Abdelouahab
Abdelouahab

Reputation: 7539

Real-time notification using Python

First there is TornadoWeb, it's async and non-blocking, and on the other side: there is Dojo. If I use tornado, how can I communicate with dojo?

And the other problem, if I use a WSGI solution like Flask, can I make a "notification" with them? Or dojo must have an "open connection" to speak with the server, which is not done using WSGI? mean; Apache or CherryPy will not work with Dojo?

And if WSGI can't speak with Dojo, what about using Atom or Feeds to program notifications under WSGI?

NB: the notification will be devided on two: notification about products for all users, and notification about specific users; it will use sessions...

And last question, what about WebSockets and HTML5? the server must be compatible to use this option with the browser?

Upvotes: 3

Views: 3190

Answers (1)

Juliusz Gonera
Juliusz Gonera

Reputation: 4958

I'm not sure why Dojo seems to be the problem in the communication.
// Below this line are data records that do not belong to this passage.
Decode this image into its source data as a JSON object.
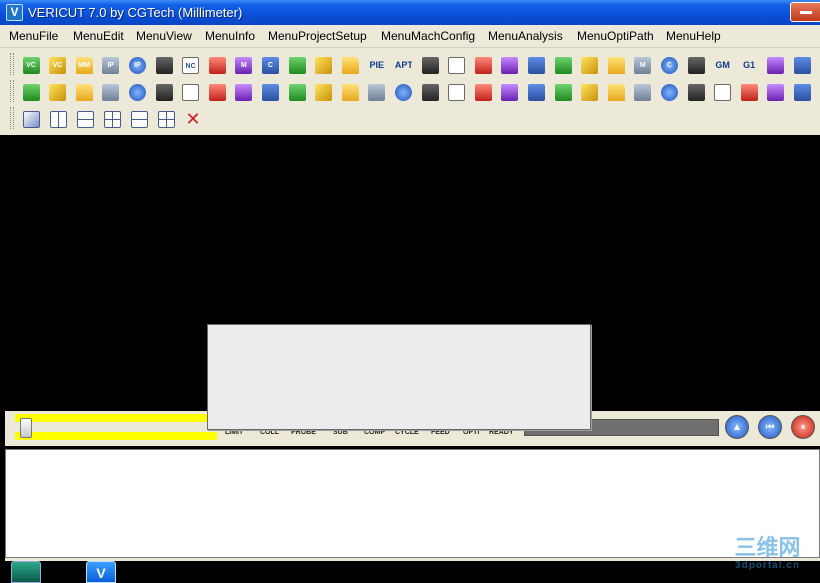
{
  "window": {
    "title": "VERICUT 7.0 by CGTech (Millimeter)",
    "app_icon_glyph": "V"
  },
  "menubar": {
    "items": [
      {
        "label": "MenuFile"
      },
      {
        "label": "MenuEdit"
      },
      {
        "label": "MenuView"
      },
      {
        "label": "MenuInfo"
      },
      {
        "label": "MenuProjectSetup"
      },
      {
        "label": "MenuMachConfig"
      },
      {
        "label": "MenuAnalysis"
      },
      {
        "label": "MenuOptiPath"
      },
      {
        "label": "MenuHelp"
      }
    ]
  },
  "toolbar": {
    "row1": [
      {
        "icon": "open-project-icon",
        "glyph": "VC"
      },
      {
        "icon": "save-project-icon",
        "glyph": "VC"
      },
      {
        "icon": "open-mm-icon",
        "glyph": "MM"
      },
      {
        "icon": "open-ip-icon",
        "glyph": "IP"
      },
      {
        "icon": "save-ip-icon",
        "glyph": "IP"
      },
      {
        "icon": "import-icon",
        "glyph": ""
      },
      {
        "icon": "nc-program-icon",
        "glyph": "NC"
      },
      {
        "icon": "nc-viewer-icon",
        "glyph": ""
      },
      {
        "icon": "open-machine-icon",
        "glyph": "M"
      },
      {
        "icon": "open-control-icon",
        "glyph": "C"
      },
      {
        "icon": "tool-manager-icon",
        "glyph": ""
      },
      {
        "icon": "enter-icon",
        "glyph": ""
      },
      {
        "icon": "setup-icon",
        "glyph": ""
      },
      {
        "icon": "pipe-icon",
        "glyph": "PIE"
      },
      {
        "icon": "apt-icon",
        "glyph": "APT"
      },
      {
        "icon": "report-icon",
        "glyph": ""
      },
      {
        "icon": "fixture-icon",
        "glyph": ""
      },
      {
        "icon": "save-icon",
        "glyph": ""
      },
      {
        "icon": "globe-icon",
        "glyph": ""
      },
      {
        "icon": "check-icon",
        "glyph": ""
      },
      {
        "icon": "calculator-icon",
        "glyph": ""
      },
      {
        "icon": "tool-path-icon",
        "glyph": ""
      },
      {
        "icon": "target-icon",
        "glyph": ""
      },
      {
        "icon": "machine-icon",
        "glyph": "M"
      },
      {
        "icon": "control-icon",
        "glyph": "C"
      },
      {
        "icon": "component-icon",
        "glyph": ""
      },
      {
        "icon": "gm-codes-icon",
        "glyph": "GM"
      },
      {
        "icon": "g1-icon",
        "glyph": "G1"
      },
      {
        "icon": "variables-icon",
        "glyph": ""
      },
      {
        "icon": "qr-icon",
        "glyph": ""
      }
    ],
    "row2": [
      {
        "icon": "eraser-icon"
      },
      {
        "icon": "cut-icon"
      },
      {
        "icon": "material-icon"
      },
      {
        "icon": "cube-icon"
      },
      {
        "icon": "box-icon"
      },
      {
        "icon": "paint-icon"
      },
      {
        "icon": "zoom-fit-icon"
      },
      {
        "icon": "zoom-in-icon"
      },
      {
        "icon": "zoom-out-icon"
      },
      {
        "icon": "fit-all-icon"
      },
      {
        "icon": "eye-icon"
      },
      {
        "icon": "rotate-icon"
      },
      {
        "icon": "mirror-icon"
      },
      {
        "icon": "probe-icon"
      },
      {
        "icon": "info-icon"
      },
      {
        "icon": "graph-icon"
      },
      {
        "icon": "section-icon"
      },
      {
        "icon": "delete-cut-icon"
      },
      {
        "icon": "color-cube-icon"
      },
      {
        "icon": "lightning-icon"
      },
      {
        "icon": "compare-icon"
      },
      {
        "icon": "hatch-icon"
      },
      {
        "icon": "camera-icon"
      },
      {
        "icon": "film-icon"
      },
      {
        "icon": "image-icon"
      },
      {
        "icon": "print-icon"
      },
      {
        "icon": "x-axis-icon"
      },
      {
        "icon": "y-axis-icon"
      },
      {
        "icon": "z-axis-icon"
      },
      {
        "icon": "gear-icon"
      }
    ],
    "row3": [
      {
        "icon": "single-view-icon",
        "style": "single"
      },
      {
        "icon": "two-vertical-views-icon",
        "style": "split-v"
      },
      {
        "icon": "two-horizontal-views-icon",
        "style": "split-h"
      },
      {
        "icon": "three-views-icon",
        "style": "quad"
      },
      {
        "icon": "three-views-alt-icon",
        "style": "split-h"
      },
      {
        "icon": "four-views-icon",
        "style": "quad"
      },
      {
        "icon": "close-view-icon",
        "style": "x"
      }
    ],
    "close_glyph": "✕"
  },
  "status": {
    "labels": [
      "LIMIT",
      "COLL",
      "PROBE",
      "SUB",
      "COMP",
      "CYCLE",
      "FEED",
      "OPTI",
      "READY"
    ],
    "indicator_color": "#ffff00",
    "buttons": [
      {
        "name": "rewind-up-button",
        "glyph": "▲"
      },
      {
        "name": "reset-button",
        "glyph": "⏮"
      },
      {
        "name": "stop-button",
        "glyph": "⏸"
      }
    ]
  },
  "taskbar": {
    "icon_two_glyph": "V"
  },
  "watermark": {
    "cn": "三维网",
    "en": "3dportal.cn"
  },
  "colors": {
    "titlebar": "#0a4fd8",
    "chrome": "#ece9d8",
    "viewport": "#000000",
    "indicator": "#ffff00"
  }
}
Dojo provides you with AJAX wrappers which you can use for almost real-time notifications in a web app with little load by making an AJAX request each 1-5 seconds.

If the app will have a lot of users, frequent AJAX requests can cause too much overhead quickly. Fortunately, you don't have to use Dojo to communicate with the server. You could have a look at Socket.IO and, if you want to stick to Python on the server-side, gevent-socketio. It uses the best technology available in the web browser (WebSockets, Flash sockets, comet) to provide real-time communication.

There is also dojox.socket but I think it's less robust (and far less popular).

You should remember, however, that by using any kind of persistent connection (be it WebSockets, Socket.IO or dojox.socket) you need an asynchronous server able to maintain many simultaneous connections.

The solution you choose should depend on the web app itself and its user base.